Les murs menacent tout le monde, de l’un et l’autre côté de leur obscurité. C’est la relation à l’Autre (à tout L’Autre, dans ses présences animales, végétales, environnementales, culturelles et humaines) qui nous indique la partie la plus haute, la plus honorable, la plus enrichissante de nous-mêmes.

 

Nous demandons que toute les forces humaines, d’Afrique d’Asie, des Amériques, d’Europe, que tous les peuples sans États, tous les “Républicains”, tous les tenants des “Droits de l’Homme”, que tous les artistes, toute autorité citoyenne ou de bonne volonté, élèvent par toutes les formes possibles, une protestation contre ce mur-ministère qui tente de nous accommoder au pire, de nous habituer à l’insupportable, de nous faire fréquenter, en silence, jusqu’au risque de la complicité, l’inadmissible

 

Tout le contraire de la beauté. 

L’Institut du Tout-Monde

 

Le philosophe et poète Edouard Glissant (1928-2011) a créé en 2006 l’Institut du Tout-Monde, un lieu “rhizome”, “incontournable”, reprenant l’intention poétique qui a constitué l’essence de son engagement: la poétique du divers, le métissage et toutes les formes d’émancipation, une réflexion autour d’une poétique de la Relation, celle des imaginaires, des langues et des cultures, les identités en mouvement, au carrefour de soi et des autres.

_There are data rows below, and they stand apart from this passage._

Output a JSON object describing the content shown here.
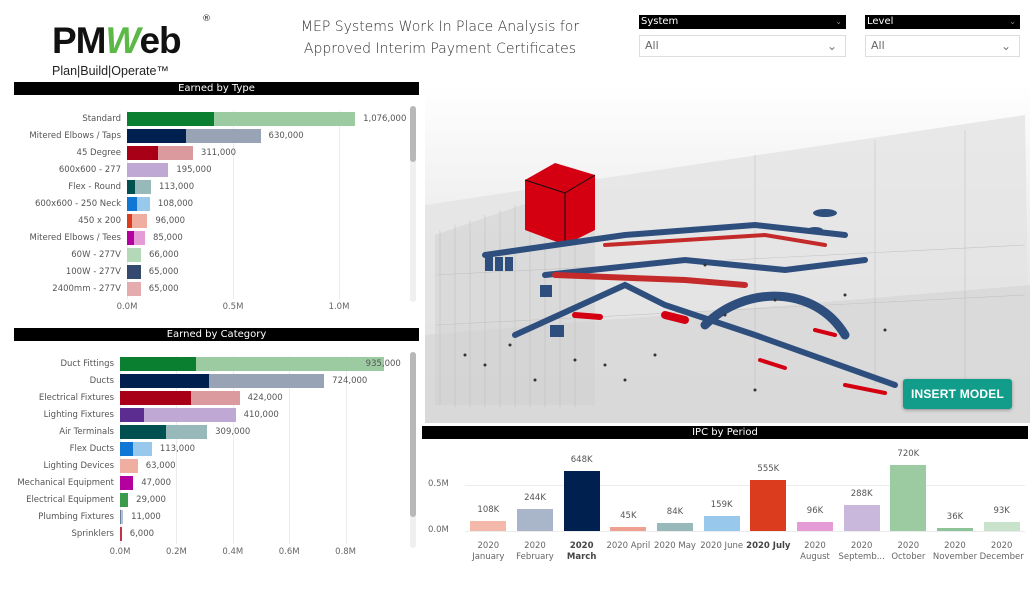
{
  "logo": {
    "word_left": "PM",
    "word_w": "W",
    "word_right": "eb",
    "registered": "®",
    "tagline": "Plan|Build|Operate™"
  },
  "title": {
    "line1": "MEP Systems Work In Place Analysis for",
    "line2": "Approved Interim Payment Certificates"
  },
  "slicers": [
    {
      "label": "System",
      "value": "All",
      "chevron": "chevron-down-icon"
    },
    {
      "label": "Level",
      "value": "All",
      "chevron": "chevron-down-icon"
    }
  ],
  "insert_model_label": "INSERT MODEL",
  "chart_data": [
    {
      "type": "bar",
      "orientation": "horizontal",
      "title": "Earned by Type",
      "categories": [
        "Standard",
        "Mitered Elbows / Taps",
        "45 Degree",
        "600x600 - 277",
        "Flex - Round",
        "600x600 - 250 Neck",
        "450 x 200",
        "Mitered Elbows / Tees",
        "60W - 277V",
        "100W - 277V",
        "2400mm - 277V"
      ],
      "values": [
        1076000,
        630000,
        311000,
        195000,
        113000,
        108000,
        96000,
        85000,
        66000,
        65000,
        65000
      ],
      "value_labels": [
        "1,076,000",
        "630,000",
        "311,000",
        "195,000",
        "113,000",
        "108,000",
        "96,000",
        "85,000",
        "66,000",
        "65,000",
        "65,000"
      ],
      "highlighted_values": [
        410000,
        280000,
        145000,
        0,
        40000,
        45000,
        25000,
        35000,
        0,
        65000,
        0
      ],
      "colors_dark": [
        "#0b7f30",
        "#002050",
        "#a80016",
        "#bfa8d3",
        "#005050",
        "#1078d4",
        "#db3c1e",
        "#b4009e",
        "#b3d9b8",
        "#334a6e",
        "#e4acae"
      ],
      "colors_light": [
        "#9ccba1",
        "#98a3b6",
        "#db9a9e",
        "#bfa8d3",
        "#98b9b9",
        "#99c8ed",
        "#f0aea0",
        "#e49bd6",
        "#b3d9b8",
        "#334a6e",
        "#e4acae"
      ],
      "xticks": [
        "0.0M",
        "0.5M",
        "1.0M"
      ],
      "xlim": [
        0,
        1200000
      ],
      "grid": true
    },
    {
      "type": "bar",
      "orientation": "horizontal",
      "title": "Earned by Category",
      "categories": [
        "Duct Fittings",
        "Ducts",
        "Electrical Fixtures",
        "Lighting Fixtures",
        "Air Terminals",
        "Flex Ducts",
        "Lighting Devices",
        "Mechanical Equipment",
        "Electrical Equipment",
        "Plumbing Fixtures",
        "Sprinklers"
      ],
      "values": [
        935000,
        724000,
        424000,
        410000,
        309000,
        113000,
        63000,
        47000,
        29000,
        11000,
        6000
      ],
      "value_labels": [
        "935,000",
        "724,000",
        "424,000",
        "410,000",
        "309,000",
        "113,000",
        "63,000",
        "47,000",
        "29,000",
        "11,000",
        "6,000"
      ],
      "highlighted_values": [
        268000,
        314000,
        250000,
        85000,
        162000,
        47000,
        0,
        47000,
        29000,
        5000,
        6000
      ],
      "colors_dark": [
        "#0b7f30",
        "#002050",
        "#a80016",
        "#5c2d91",
        "#005050",
        "#1078d4",
        "#f0aea0",
        "#b4009e",
        "#3c9a4c",
        "#6a7ea0",
        "#c4314b"
      ],
      "colors_light": [
        "#9ccba1",
        "#98a3b6",
        "#db9a9e",
        "#bfa8d3",
        "#98b9b9",
        "#99c8ed",
        "#f0aea0",
        "#b4009e",
        "#3c9a4c",
        "#b7c0d2",
        "#c4314b"
      ],
      "xticks": [
        "0.0M",
        "0.2M",
        "0.4M",
        "0.6M",
        "0.8M"
      ],
      "xlim": [
        0,
        1000000
      ],
      "grid": true
    },
    {
      "type": "bar",
      "orientation": "vertical",
      "title": "IPC by Period",
      "categories": [
        {
          "line1": "2020",
          "line2": "January",
          "bold": false
        },
        {
          "line1": "2020",
          "line2": "February",
          "bold": false
        },
        {
          "line1": "2020",
          "line2": "March",
          "bold": true
        },
        {
          "line1": "2020 April",
          "line2": "",
          "bold": false
        },
        {
          "line1": "2020 May",
          "line2": "",
          "bold": false
        },
        {
          "line1": "2020 June",
          "line2": "",
          "bold": false
        },
        {
          "line1": "2020 July",
          "line2": "",
          "bold": true
        },
        {
          "line1": "2020",
          "line2": "August",
          "bold": false
        },
        {
          "line1": "2020",
          "line2": "Septemb...",
          "bold": false
        },
        {
          "line1": "2020",
          "line2": "October",
          "bold": false
        },
        {
          "line1": "2020",
          "line2": "November",
          "bold": false
        },
        {
          "line1": "2020",
          "line2": "December",
          "bold": false
        }
      ],
      "values": [
        108000,
        244000,
        648000,
        45000,
        84000,
        159000,
        555000,
        96000,
        288000,
        720000,
        36000,
        93000
      ],
      "value_labels": [
        "108K",
        "244K",
        "648K",
        "45K",
        "84K",
        "159K",
        "555K",
        "96K",
        "288K",
        "720K",
        "36K",
        "93K"
      ],
      "colors": [
        "#f4b9aa",
        "#a9b5c8",
        "#002050",
        "#f0a090",
        "#98b9b9",
        "#99c8ed",
        "#db3c1e",
        "#e49bd6",
        "#c9b8dc",
        "#9ccba1",
        "#8fc49a",
        "#c8e2cb"
      ],
      "yticks": [
        "0.0M",
        "0.5M"
      ],
      "ylim": [
        0,
        800000
      ],
      "grid": true
    }
  ]
}
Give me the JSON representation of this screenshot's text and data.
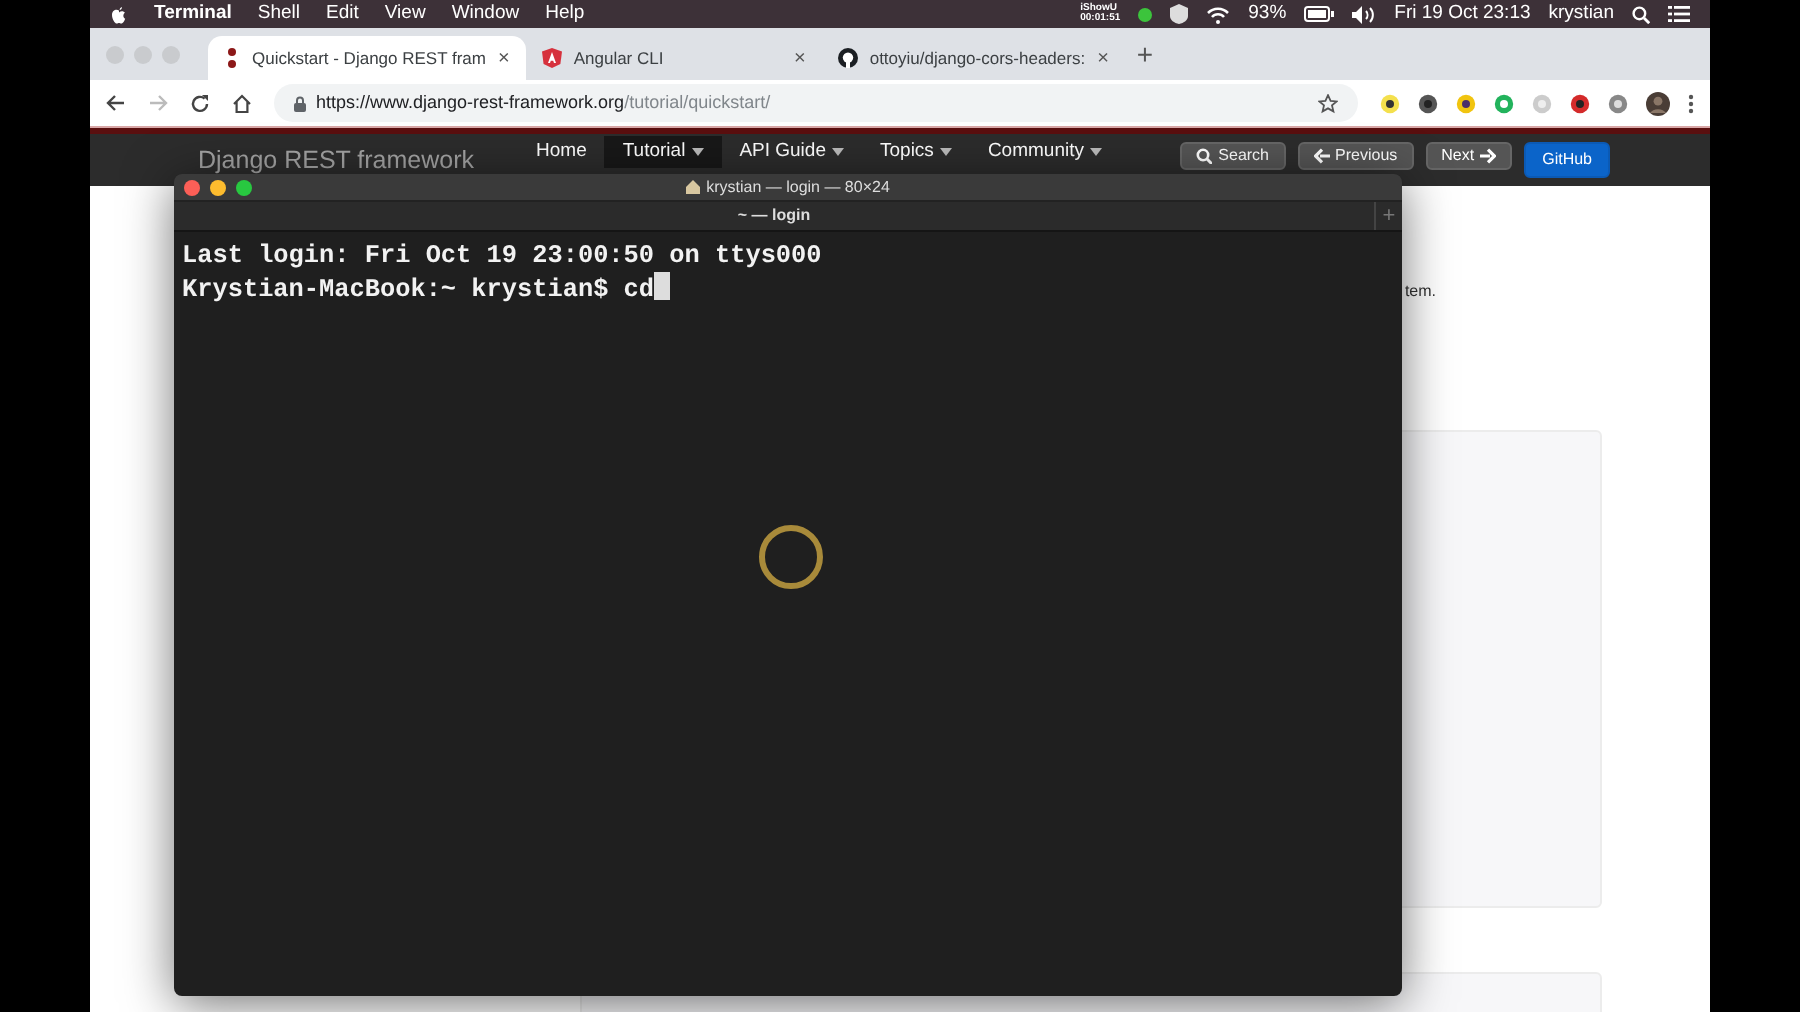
{
  "menubar": {
    "app": "Terminal",
    "menus": [
      "Shell",
      "Edit",
      "View",
      "Window",
      "Help"
    ],
    "recorder": {
      "name": "iShowU",
      "time": "00:01:51"
    },
    "battery": "93%",
    "clock": "Fri 19 Oct  23:13",
    "user": "krystian"
  },
  "browser": {
    "tabs": [
      {
        "title": "Quickstart - Django REST fram",
        "kind": "django",
        "close": "×",
        "selected": true
      },
      {
        "title": "Angular CLI",
        "kind": "angular",
        "close": "×",
        "selected": false
      },
      {
        "title": "ottoyiu/django-cors-headers:",
        "kind": "github",
        "close": "×",
        "selected": false
      }
    ],
    "new_tab": "+",
    "url": {
      "host": "https://www.django-rest-framework.org",
      "path": "/tutorial/quickstart/"
    }
  },
  "site": {
    "brand": "Django REST framework",
    "nav": [
      {
        "label": "Home",
        "dropdown": false,
        "selected": false
      },
      {
        "label": "Tutorial",
        "dropdown": true,
        "selected": true
      },
      {
        "label": "API Guide",
        "dropdown": true,
        "selected": false
      },
      {
        "label": "Topics",
        "dropdown": true,
        "selected": false
      },
      {
        "label": "Community",
        "dropdown": true,
        "selected": false
      }
    ],
    "buttons": [
      {
        "label": "Search",
        "kind": "search"
      },
      {
        "label": "Previous",
        "kind": "previous"
      },
      {
        "label": "Next",
        "kind": "next"
      },
      {
        "label": "GitHub",
        "kind": "github"
      }
    ],
    "text_fragment": "tem."
  },
  "terminal": {
    "title": "krystian — login — 80×24",
    "tab_title": "~ — login",
    "new_tab": "+",
    "lines": [
      "Last login: Fri Oct 19 23:00:50 on ttys000",
      "Krystian-MacBook:~ krystian$ cd"
    ]
  }
}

Au fil de ses œuvres, Glissant a opposé une identité-relation à l’identité racine, fixe, bien définie, pure qui a encore de beaux jours devant elle.

 

L’Institut du Tout-Monde a réagi à sa façon à l’actualité des migrations : elle a remis en ligne “L’Appel contre les murs”, avec cette introduction puissamment ancrée dans le temps présent: “Il y a quelques jours encore, la fermeture. Aujourd’hui un début d’ouverture. Ainsi vont les jours des réfugiés ou migrants, au gré des appellations hésitantes, des prises de consciences des uns et des autres, des attitudes changeantes des États et des images chocs bouleversant les somnambulismes persistants”.